Mitochondrial fusion is modulated by signalling pathways
Similar to the yeast mitochondrial fusion reaction, the reaction was efficient in the absence of exogenous cytosol. Nonetheless, there was a profound consequence of cytosol addition, depending on the state of the cell at the moment of cytosol preparation. Figure 4a shows that the addition of 0.1, 0.3 and 3.0 mg/mL (final) cytosol prepared from non-confluent sHeLa cells undergoing normal proliferation stimulated the reaction in a concentration-dependent manner. However, the addition of 0.3 and 3 mg/mL purified placenta cytosol led to an inhibition of mitochondrial fusion in a dose-dependent manner. This cytosol inhibition was not due to osmotic effects, since 3 mg/mL BSA (bovine serum albumin) did not influence the reaction (Figure 4a). The results demonstrate that the amount of mitochondrial fusion can be modulated by cytosolic factors either in a negative or positive way depending on the source of cytosol. In this way, although we have efficient fusion in the absence of cytosol, the efficiency of the reaction is cytosol-dependent. One potential difference between placenta and sHeLa may be the status of signalling pathways that are activated upon the isolation of cytosol. In to test whether phosphoproteins may be required for mitochondrial fusion, we added Shrimp Alkaline Phosphatase (SAP) into the reaction. The data show that the dephosphorylation of proteins leads to a profound and concentration dependent inhibition of the reaction (Figure 4b). Heat-inactivated phosphatase was not inhibitory (Figure 4b).

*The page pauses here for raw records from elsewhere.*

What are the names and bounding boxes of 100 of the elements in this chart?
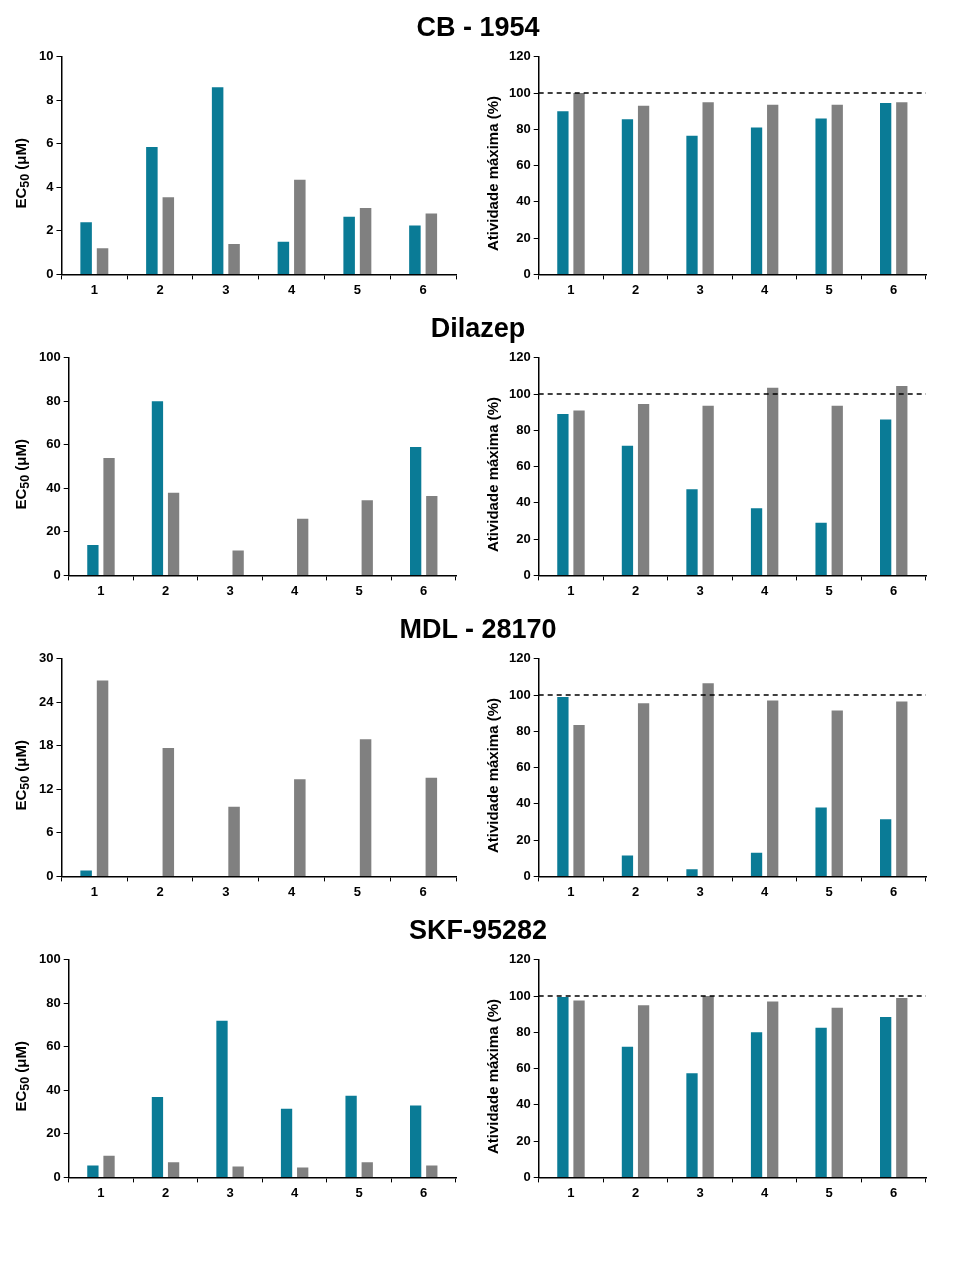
x-tick-label: 4	[761, 1184, 769, 1200]
y-tick-label: 80	[516, 421, 531, 437]
x-tick-label: 2	[631, 281, 640, 297]
y-tick-label: 0	[523, 867, 531, 883]
bar	[880, 819, 892, 876]
y-tick-label: 0	[523, 265, 531, 281]
x-tick-label: 2	[631, 883, 640, 899]
y-tick-label: 100	[38, 349, 61, 365]
y-tick-label: 80	[516, 120, 531, 136]
y-tick-label: 60	[516, 1060, 531, 1076]
y-tick-label: 24	[38, 693, 55, 709]
chart-title: Dilazep	[429, 312, 527, 345]
bar	[831, 710, 843, 876]
y-tick-label: 100	[508, 987, 531, 1003]
y-tick-label: 40	[46, 1081, 61, 1097]
x-tick-label: 5	[355, 582, 363, 598]
y-tick-label: 80	[46, 994, 61, 1010]
bar	[750, 127, 763, 274]
bar	[573, 410, 585, 575]
chart-title: MDL - 28170	[398, 613, 558, 646]
bar	[557, 111, 569, 274]
bar	[767, 1001, 779, 1177]
y-tick-label: 120	[508, 48, 531, 64]
bar	[87, 1165, 99, 1177]
bar	[573, 724, 585, 876]
y-tick-label: 60	[516, 759, 531, 775]
bar	[637, 105, 650, 274]
x-tick-label: 6	[890, 883, 898, 899]
bar	[896, 385, 908, 575]
y-axis-title: Atividade máxima (%)	[483, 998, 501, 1155]
x-tick-label: 3	[696, 883, 704, 899]
bar	[750, 1032, 763, 1177]
x-tick-label: 6	[890, 1184, 898, 1200]
x-tick-label: 6	[420, 582, 428, 598]
y-tick-label: 0	[46, 265, 54, 281]
x-tick-label: 5	[355, 1184, 363, 1200]
bar	[750, 508, 763, 575]
x-tick-label: 6	[419, 281, 427, 297]
x-tick-label: 3	[226, 582, 234, 598]
bar	[686, 489, 698, 575]
bar	[557, 996, 569, 1177]
y-tick-label: 6	[46, 135, 54, 151]
bar	[815, 522, 827, 575]
bar	[621, 119, 634, 274]
x-tick-label: 4	[287, 281, 296, 297]
bar	[162, 748, 175, 876]
x-tick-label: 1	[567, 582, 575, 598]
y-axis-title: Atividade máxima (%)	[483, 697, 501, 854]
y-tick-label: 40	[516, 795, 531, 811]
bar	[162, 197, 175, 274]
x-tick-label: 5	[353, 281, 361, 297]
bar	[702, 996, 714, 1177]
x-tick-label: 4	[761, 281, 769, 297]
y-tick-label: 0	[53, 566, 61, 582]
x-tick-label: 5	[825, 582, 833, 598]
bar	[80, 870, 92, 876]
y-tick-label: 8	[46, 91, 54, 107]
bar	[87, 544, 99, 575]
x-tick-label: 2	[631, 1184, 640, 1200]
y-tick-label: 20	[516, 530, 531, 546]
y-tick-label: 0	[523, 566, 531, 582]
bar	[343, 216, 355, 274]
y-tick-label: 20	[46, 1125, 61, 1141]
bar	[637, 404, 650, 575]
x-tick-label: 4	[761, 883, 769, 899]
bar	[96, 680, 109, 876]
x-tick-label: 1	[567, 1184, 575, 1200]
bar	[621, 1046, 634, 1177]
bar	[573, 1000, 585, 1177]
bar	[767, 104, 779, 274]
x-tick-label: 2	[156, 281, 164, 297]
y-axis-title: Atividade máxima (%)	[483, 396, 501, 553]
x-tick-label: 3	[222, 281, 230, 297]
y-tick-label: 60	[46, 1038, 61, 1054]
x-tick-label: 5	[353, 883, 361, 899]
x-tick-label: 4	[761, 582, 769, 598]
bar	[151, 401, 164, 575]
x-tick-label: 2	[631, 582, 640, 598]
bar	[831, 1007, 843, 1177]
y-tick-label: 120	[508, 951, 531, 967]
bar	[637, 703, 650, 876]
bar	[216, 1020, 228, 1177]
y-tick-label: 4	[46, 178, 55, 194]
chart-title: SKF-95282	[407, 914, 549, 947]
bar	[621, 855, 634, 876]
bar	[280, 1108, 293, 1177]
x-tick-label: 1	[90, 281, 98, 297]
bar	[426, 1165, 438, 1177]
x-tick-label: 6	[890, 281, 898, 297]
bar	[96, 248, 109, 274]
x-tick-label: 6	[419, 883, 427, 899]
x-tick-label: 3	[696, 1184, 704, 1200]
y-tick-label: 20	[46, 523, 61, 539]
bar	[232, 1166, 244, 1177]
bar	[621, 445, 634, 575]
x-tick-label: 1	[97, 582, 105, 598]
y-tick-label: 100	[508, 385, 531, 401]
bar	[767, 387, 779, 575]
bar	[686, 1073, 698, 1177]
bar	[880, 1016, 892, 1177]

In order to further probe the impact of signalling pathways on the fusion reaction, we isolated cytosols from drug-treated sHeLa cells to activate different pathways. We treated sHeLa cells with staurosporin (STS, 1.5 μM) for 6 h to induce apoptosis, collected the apoptotic cytosol by ultracentrifugation and added it back into the fusion reaction. As expected from previous studies [10, 24], and the microscopic analysis of treated cells (Figure 5a), apoptotic cytosol inhibited the fusion reaction (Figure 5b). This demonstrates how cytosolic factors can modulate mammalian mitochondrial fusion. In contrast to the inhibition of fusion during cell death, it has been shown that the activation of protein kinase A (PKA) through the cAMP pathway leads to the phosphorylation of DRP1 and an inhibition of mitochondrial fission, leading to a more connected mitochondrial reticulum [25–27]. Upon addition of 10 μM forskolin to HeLa cells, we also observed an increased interconnectivity of the mitochondrial reticulum within the first 30 minutes (Figure 5a). In order to test whether this phenotype may reflect an increase in fusion that may accompany DRP1 inhibition, we harvested cytosol from forskolin-treated sHeLa cells and added this to the cell-free fusion reaction. Relative to control cytosol, forskolin-treated cytosol led to a 1.5 - to twofold stimulation in mitochondrial fusion (Figure 5b and 5c). Addition of forskolin directly into the reaction did not have any effect on the efficiency of fusion (Figure 5c). Further incriminating the adenylate cyclase pathway in promoting fusion, stimulation by forskolin could be prevented by a prior incubation with the PKA inhibitor H89 (1 h, 10 μM; Figure 5c). This confirms that forskolin acts through the established plasma membrane-bound adenylate cyclase whose downstream signalling mechanisms converge on the mitochondria to activate mitochondrial fusion.